Associated Press
In this file photo taken Jan. 10, 2011, a for sale sign hangs in front of a home, in Millis, Mass. A lack of home sales is a drag on the economy.

Young people right now are struggling to find jobs, have a lot of debt from student loans, are scared by the housing crash — and aren't buying homes as a result, according to the Atlantic.

But young people didn't decide to stay away from the housing market simply because of the Great Recession, according to the Atlantic. Rather, they've been staying away from it for 30 years.

Various people responded to an article about why young people aren't buying homes and shared their personal experiences on the subject with the Atlantic.

A 32-year-old man and his wife bought a house five years ago. They had an annual income of about $100,000 and two children, the husband told the Atlantic. They made a down payment on their home in San Jose, Calif., of one third of the total home cost. They wish they'd never purchased a home.

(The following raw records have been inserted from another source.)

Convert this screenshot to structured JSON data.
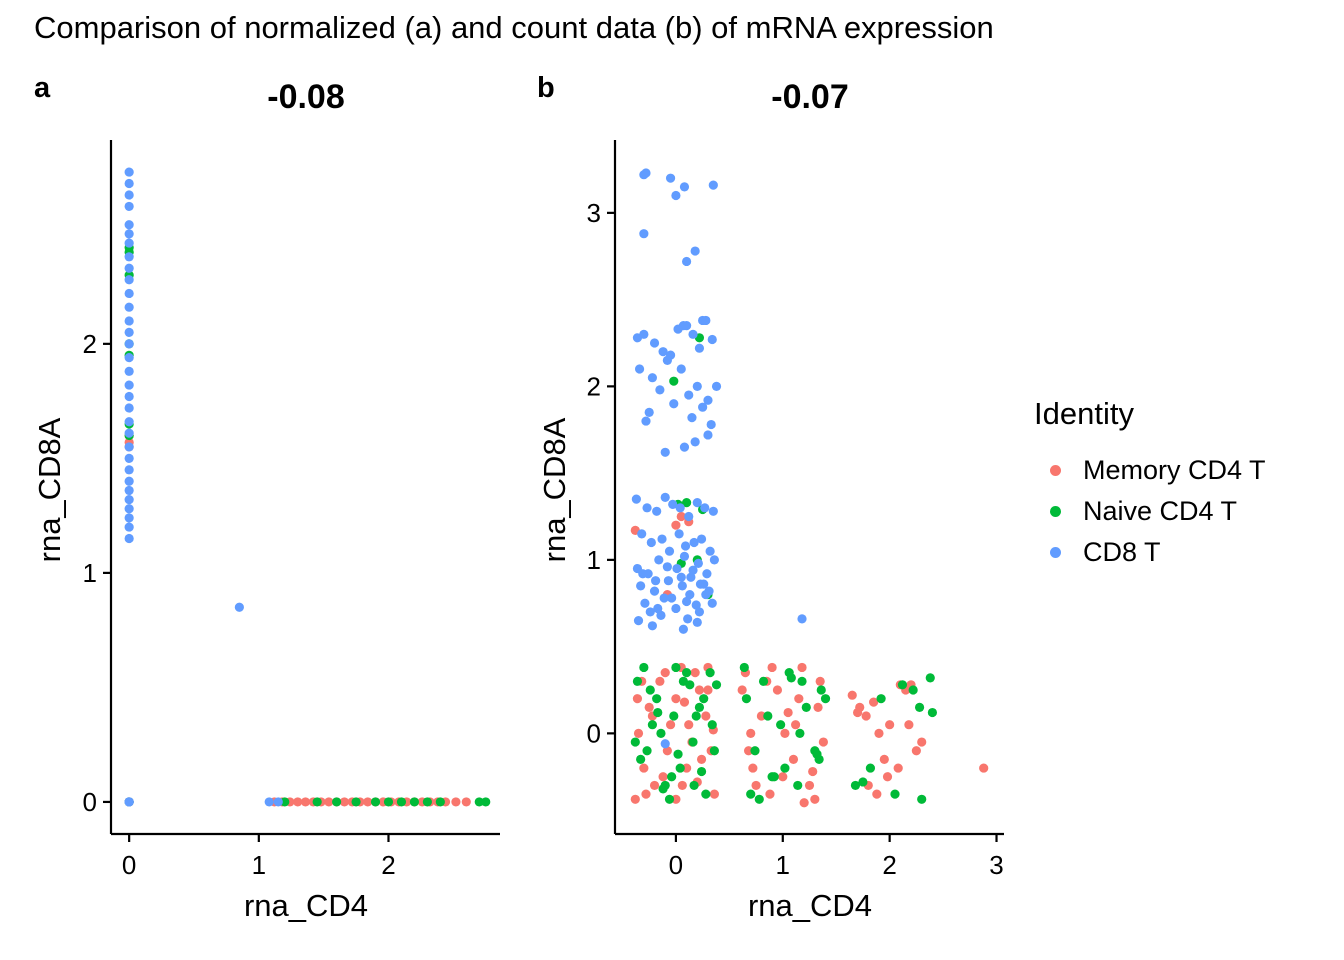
{
  "title": "Comparison of normalized (a) and count data (b) of mRNA expression",
  "legend": {
    "title": "Identity",
    "items": [
      {
        "label": "Memory CD4 T",
        "color": "#F8766D"
      },
      {
        "label": "Naive CD4 T",
        "color": "#00BA38"
      },
      {
        "label": "CD8 T",
        "color": "#619CFF"
      }
    ]
  },
  "chart_data": [
    {
      "type": "scatter",
      "panel": "a",
      "title": "-0.08",
      "xlabel": "rna_CD4",
      "ylabel": "rna_CD8A",
      "xlim": [
        -0.14,
        2.86
      ],
      "ylim": [
        -0.14,
        2.89
      ],
      "xticks": [
        0,
        1,
        2
      ],
      "yticks": [
        0,
        1,
        2
      ],
      "grid": false,
      "legend": "right",
      "series": [
        {
          "name": "Memory CD4 T",
          "color": "#F8766D",
          "x": [
            0,
            0,
            0,
            0,
            0,
            1.12,
            1.18,
            1.24,
            1.3,
            1.36,
            1.42,
            1.48,
            1.54,
            1.6,
            1.66,
            1.72,
            1.78,
            1.84,
            1.9,
            1.96,
            2.02,
            2.08,
            2.14,
            2.2,
            2.26,
            2.32,
            2.38,
            2.44,
            2.52,
            2.6
          ],
          "y": [
            0,
            1.55,
            1.57,
            1.6,
            0,
            0,
            0,
            0,
            0,
            0,
            0,
            0,
            0,
            0,
            0,
            0,
            0,
            0,
            0,
            0,
            0,
            0,
            0,
            0,
            0,
            0,
            0,
            0,
            0,
            0
          ]
        },
        {
          "name": "Naive CD4 T",
          "color": "#00BA38",
          "x": [
            0,
            0,
            0,
            0,
            0,
            0,
            0,
            0,
            0,
            1.2,
            1.45,
            1.6,
            1.75,
            1.9,
            2.0,
            2.1,
            2.2,
            2.3,
            2.4,
            2.7,
            2.75
          ],
          "y": [
            0,
            2.42,
            2.4,
            2.3,
            2.0,
            1.95,
            1.65,
            1.6,
            0,
            0,
            0,
            0,
            0,
            0,
            0,
            0,
            0,
            0,
            0,
            0,
            0
          ]
        },
        {
          "name": "CD8 T",
          "color": "#619CFF",
          "x": [
            0,
            0,
            0,
            0,
            0,
            0,
            0,
            0,
            0,
            0,
            0,
            0,
            0,
            0,
            0,
            0,
            0,
            0,
            0,
            0,
            0,
            0,
            0,
            0,
            0,
            0,
            0,
            0,
            0,
            0,
            0,
            0,
            0,
            0,
            0,
            0,
            0.85,
            1.08,
            1.15
          ],
          "y": [
            2.75,
            2.7,
            2.65,
            2.6,
            2.52,
            2.48,
            2.44,
            2.38,
            2.33,
            2.28,
            2.22,
            2.16,
            2.1,
            2.05,
            2.0,
            1.94,
            1.88,
            1.82,
            1.77,
            1.72,
            1.66,
            1.61,
            1.55,
            1.5,
            1.45,
            1.4,
            1.36,
            1.32,
            1.28,
            1.24,
            1.2,
            1.15,
            0.0,
            0.0,
            0.0,
            0.0,
            0.85,
            0,
            0
          ]
        }
      ]
    },
    {
      "type": "scatter",
      "panel": "b",
      "title": "-0.07",
      "xlabel": "rna_CD4",
      "ylabel": "rna_CD8A",
      "xlim": [
        -0.57,
        3.07
      ],
      "ylim": [
        -0.58,
        3.42
      ],
      "xticks": [
        0,
        1,
        2,
        3
      ],
      "yticks": [
        0,
        1,
        2,
        3
      ],
      "grid": false,
      "legend": "right",
      "series": [
        {
          "name": "Memory CD4 T",
          "color": "#F8766D",
          "x": [
            -0.38,
            -0.3,
            -0.22,
            -0.15,
            -0.08,
            0.0,
            0.06,
            0.12,
            0.18,
            0.24,
            0.3,
            0.36,
            -0.35,
            -0.25,
            -0.12,
            0.05,
            0.15,
            0.28,
            -0.32,
            -0.2,
            -0.05,
            0.1,
            0.22,
            0.33,
            -0.28,
            -0.1,
            0.08,
            0.2,
            0.3,
            -0.36,
            0.0,
            0.35,
            0.65,
            0.72,
            0.8,
            0.88,
            0.95,
            1.02,
            1.1,
            1.18,
            1.25,
            1.33,
            1.38,
            0.7,
            0.85,
            1.0,
            1.15,
            1.3,
            0.68,
            0.9,
            1.12,
            1.35,
            0.75,
            1.05,
            1.28,
            0.62,
            1.2,
            1.65,
            1.72,
            1.8,
            1.85,
            1.9,
            1.95,
            2.0,
            2.08,
            2.15,
            2.2,
            2.25,
            1.7,
            1.88,
            2.1,
            2.3,
            1.78,
            1.98,
            2.18,
            2.88,
            -0.38,
            0.0,
            0.05,
            0.12,
            -0.08
          ],
          "y": [
            -0.38,
            -0.2,
            0.1,
            0.3,
            -0.1,
            0.2,
            -0.3,
            0.05,
            0.35,
            -0.15,
            0.25,
            -0.35,
            0.0,
            0.15,
            -0.25,
            0.38,
            -0.05,
            0.1,
            0.3,
            -0.3,
            0.05,
            -0.2,
            0.25,
            -0.1,
            -0.35,
            0.35,
            0.18,
            -0.28,
            0.38,
            0.2,
            -0.38,
            0.02,
            0.35,
            -0.2,
            0.1,
            -0.35,
            0.25,
            0.0,
            -0.15,
            0.38,
            -0.3,
            0.15,
            -0.05,
            0.0,
            0.3,
            -0.25,
            0.2,
            -0.38,
            -0.1,
            0.38,
            0.05,
            0.3,
            -0.3,
            0.12,
            -0.22,
            0.25,
            -0.4,
            0.22,
            0.15,
            -0.3,
            0.18,
            0.0,
            -0.15,
            0.05,
            -0.2,
            0.25,
            0.28,
            -0.1,
            0.12,
            -0.35,
            0.28,
            -0.05,
            0.1,
            -0.25,
            0.05,
            -0.2,
            1.17,
            1.2,
            1.25,
            1.22,
            0.8
          ]
        },
        {
          "name": "Naive CD4 T",
          "color": "#00BA38",
          "x": [
            -0.36,
            -0.27,
            -0.18,
            -0.1,
            -0.02,
            0.04,
            0.1,
            0.16,
            0.22,
            0.28,
            0.34,
            -0.33,
            -0.24,
            -0.14,
            -0.04,
            0.07,
            0.17,
            0.26,
            0.36,
            -0.3,
            -0.17,
            -0.06,
            0.13,
            0.24,
            0.32,
            -0.22,
            0.02,
            0.19,
            -0.38,
            0.38,
            0.0,
            -0.12,
            0.66,
            0.74,
            0.82,
            0.9,
            0.98,
            1.06,
            1.14,
            1.22,
            1.3,
            1.36,
            0.7,
            0.86,
            1.02,
            1.18,
            1.34,
            0.64,
            0.92,
            1.16,
            1.4,
            0.78,
            1.08,
            1.32,
            1.68,
            1.82,
            1.92,
            2.05,
            2.22,
            2.3,
            2.38,
            2.4,
            1.75,
            2.12,
            2.28,
            0.1,
            0.05,
            0.2,
            0.3,
            0.22,
            -0.02,
            0.02,
            0.25
          ],
          "y": [
            0.3,
            -0.1,
            0.2,
            -0.3,
            0.1,
            -0.2,
            0.35,
            -0.05,
            0.15,
            -0.35,
            0.05,
            -0.15,
            0.25,
            0.0,
            -0.25,
            0.3,
            -0.3,
            0.2,
            -0.1,
            0.38,
            0.12,
            -0.38,
            0.28,
            -0.22,
            0.35,
            0.05,
            -0.12,
            0.1,
            -0.05,
            0.28,
            0.38,
            -0.32,
            0.2,
            -0.1,
            0.3,
            -0.25,
            0.05,
            0.35,
            -0.3,
            0.15,
            -0.1,
            0.25,
            -0.35,
            0.1,
            -0.2,
            0.3,
            -0.15,
            0.38,
            -0.25,
            0.0,
            0.2,
            -0.38,
            0.32,
            -0.12,
            -0.3,
            -0.2,
            0.2,
            -0.35,
            0.25,
            -0.38,
            0.32,
            0.12,
            -0.28,
            0.28,
            0.15,
            1.33,
            0.98,
            1.0,
            0.8,
            2.28,
            2.03,
            1.32,
            1.29
          ]
        },
        {
          "name": "CD8 T",
          "color": "#619CFF",
          "x": [
            -0.3,
            -0.28,
            -0.05,
            0.08,
            0.35,
            -0.3,
            0.0,
            0.1,
            0.18,
            0.07,
            0.25,
            -0.36,
            -0.3,
            -0.2,
            -0.12,
            -0.05,
            0.02,
            0.1,
            0.16,
            0.22,
            0.28,
            0.34,
            -0.34,
            -0.22,
            -0.15,
            -0.08,
            0.05,
            0.12,
            0.2,
            0.3,
            0.38,
            -0.25,
            -0.02,
            0.15,
            0.25,
            0.33,
            -0.28,
            -0.1,
            0.08,
            0.18,
            0.3,
            -0.37,
            -0.27,
            -0.18,
            -0.1,
            -0.03,
            0.04,
            0.12,
            0.2,
            0.27,
            0.35,
            -0.32,
            -0.23,
            -0.13,
            -0.06,
            0.03,
            0.09,
            0.17,
            0.24,
            0.32,
            -0.36,
            -0.26,
            -0.16,
            -0.07,
            0.01,
            0.08,
            0.14,
            0.21,
            0.29,
            0.36,
            -0.33,
            -0.2,
            -0.11,
            0.06,
            0.13,
            0.23,
            0.31,
            -0.29,
            -0.17,
            -0.04,
            0.1,
            0.19,
            0.28,
            -0.35,
            -0.24,
            -0.14,
            0.0,
            0.11,
            0.22,
            0.34,
            -0.31,
            -0.19,
            -0.08,
            0.05,
            0.16,
            0.26,
            -0.22,
            0.07,
            0.2,
            1.18,
            -0.1
          ],
          "y": [
            3.22,
            3.23,
            3.2,
            3.15,
            3.16,
            2.88,
            3.1,
            2.72,
            2.78,
            2.35,
            2.38,
            2.28,
            2.3,
            2.25,
            2.2,
            2.18,
            2.33,
            2.35,
            2.3,
            2.22,
            2.38,
            2.27,
            2.1,
            2.05,
            1.98,
            2.15,
            2.1,
            1.95,
            2.0,
            1.92,
            2.0,
            1.85,
            1.9,
            1.82,
            1.88,
            1.78,
            1.8,
            1.62,
            1.65,
            1.68,
            1.72,
            1.35,
            1.3,
            1.28,
            1.36,
            1.32,
            1.3,
            1.25,
            1.33,
            1.3,
            1.28,
            1.15,
            1.1,
            1.12,
            1.05,
            1.15,
            1.08,
            1.1,
            1.12,
            1.05,
            0.95,
            0.92,
            1.0,
            0.88,
            0.95,
            1.02,
            0.9,
            0.98,
            0.92,
            1.0,
            0.85,
            0.82,
            0.78,
            0.85,
            0.8,
            0.86,
            0.82,
            0.75,
            0.72,
            0.78,
            0.76,
            0.74,
            0.8,
            0.65,
            0.7,
            0.68,
            0.72,
            0.66,
            0.7,
            0.75,
            0.92,
            0.88,
            0.96,
            0.9,
            0.94,
            0.86,
            0.62,
            0.6,
            0.64,
            0.66,
            -0.06
          ]
        }
      ]
    }
  ]
}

Now they're stuck in a home that is expensive and requires both of them to work. The home is now too small for the family after they had a second child. They didn't think of the additional costs that would go into the home, such as flood insurance, property taxes and homeowners insurance. With stagnating wages, job mobilityand high unemployment, the last thing young couples should think about is buying a home, the man told the Atlantic.

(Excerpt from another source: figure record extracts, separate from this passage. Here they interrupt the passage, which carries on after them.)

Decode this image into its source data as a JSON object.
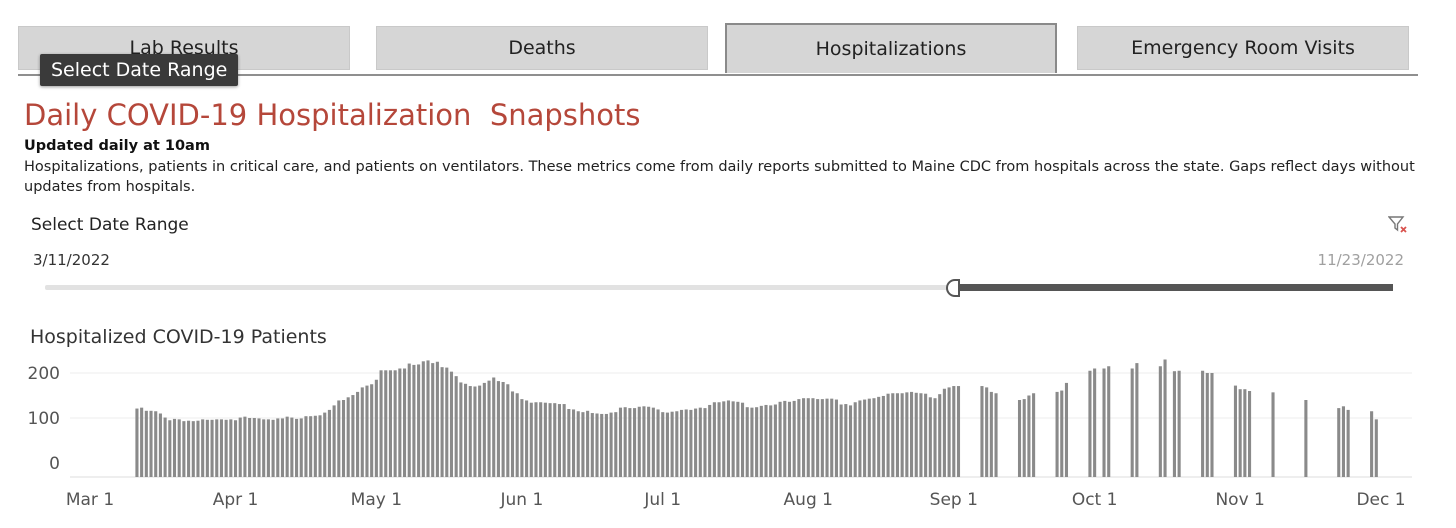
{
  "tabs": [
    {
      "label": "Lab Results",
      "active": false
    },
    {
      "label": "Deaths",
      "active": false
    },
    {
      "label": "Hospitalizations",
      "active": true
    },
    {
      "label": "Emergency Room Visits",
      "active": false
    }
  ],
  "tooltip": "Select Date Range",
  "header": {
    "title": "Daily COVID-19 Hospitalization  Snapshots",
    "updated": "Updated daily at 10am",
    "description": "Hospitalizations, patients in critical care, and patients on ventilators. These metrics come from daily reports submitted to Maine CDC from hospitals across the state. Gaps reflect days without updates from hospitals."
  },
  "date_range": {
    "label": "Select Date Range",
    "start": "3/11/2022",
    "end": "11/23/2022",
    "filter_icon": "clear-filter-icon"
  },
  "colors": {
    "title": "#b5473a",
    "bars": "#8a8a8a",
    "tab_background": "#d6d6d6"
  },
  "chart_data": {
    "type": "bar",
    "title": "Hospitalized COVID-19 Patients",
    "y_ticks": [
      0,
      100,
      200
    ],
    "x_ticks": [
      "Mar 1",
      "Apr 1",
      "May 1",
      "Jun 1",
      "Jul 1",
      "Aug 1",
      "Sep 1",
      "Oct 1",
      "Nov 1",
      "Dec 1"
    ],
    "x_range": [
      "2022-03-01",
      "2022-12-01"
    ],
    "ylim": [
      -25,
      235
    ],
    "grid": true,
    "start_date": "2022-03-11",
    "values": [
      121,
      123,
      116,
      116,
      115,
      110,
      101,
      95,
      98,
      97,
      93,
      94,
      93,
      94,
      97,
      96,
      96,
      97,
      97,
      96,
      97,
      95,
      101,
      103,
      100,
      100,
      99,
      97,
      97,
      96,
      99,
      99,
      103,
      101,
      98,
      99,
      104,
      104,
      105,
      106,
      112,
      118,
      128,
      139,
      140,
      146,
      151,
      158,
      168,
      172,
      175,
      185,
      206,
      206,
      206,
      206,
      210,
      210,
      221,
      218,
      219,
      226,
      228,
      222,
      225,
      213,
      212,
      203,
      193,
      179,
      176,
      171,
      170,
      172,
      178,
      183,
      190,
      182,
      180,
      175,
      159,
      155,
      142,
      139,
      134,
      135,
      135,
      134,
      133,
      133,
      131,
      131,
      120,
      119,
      115,
      113,
      116,
      111,
      110,
      109,
      109,
      112,
      113,
      123,
      124,
      122,
      122,
      125,
      126,
      125,
      123,
      119,
      113,
      112,
      114,
      115,
      118,
      119,
      118,
      121,
      123,
      122,
      129,
      135,
      135,
      137,
      139,
      137,
      136,
      134,
      124,
      123,
      124,
      127,
      129,
      128,
      130,
      136,
      138,
      136,
      138,
      142,
      144,
      144,
      144,
      142,
      142,
      143,
      143,
      141,
      130,
      131,
      128,
      135,
      139,
      141,
      143,
      144,
      147,
      149,
      154,
      155,
      155,
      155,
      157,
      158,
      156,
      155,
      154,
      146,
      144,
      153,
      165,
      168,
      171,
      171,
      null,
      null,
      null,
      null,
      171,
      168,
      158,
      155,
      null,
      null,
      null,
      null,
      140,
      142,
      150,
      155,
      null,
      null,
      null,
      null,
      158,
      161,
      178,
      null,
      null,
      null,
      null,
      205,
      210,
      null,
      210,
      215,
      null,
      null,
      null,
      null,
      210,
      222,
      null,
      null,
      null,
      null,
      215,
      230,
      null,
      204,
      205,
      null,
      null,
      null,
      null,
      205,
      200,
      200,
      null,
      null,
      null,
      null,
      172,
      164,
      164,
      160,
      null,
      null,
      null,
      null,
      157,
      null,
      null,
      null,
      null,
      null,
      null,
      140,
      null,
      null,
      null,
      null,
      null,
      null,
      122,
      126,
      118,
      null,
      null,
      null,
      null,
      115,
      97
    ]
  }
}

But some young people aren't buying homes because they have too much debt from student loans.

One person told the Atlantic that he wants to buy a home but can't because he can't save up enough money for a down payment with his student loan payments.

But there are other factors affecting the housing market.

The U.S. economic recovery could take a hit from another decline in housing prices in the short term and the country doesn't have a "credible, comprehensive" fiscal plan, a potentially mid-level economic risk, a top IMF official told Reuters.

There's a growing consensus that housing is keeping the economy down, according to the SF Gate. The Federal Reserve's housing white paper in January said, "ongoing problems in the U.S. market continue to impede the economic recovery."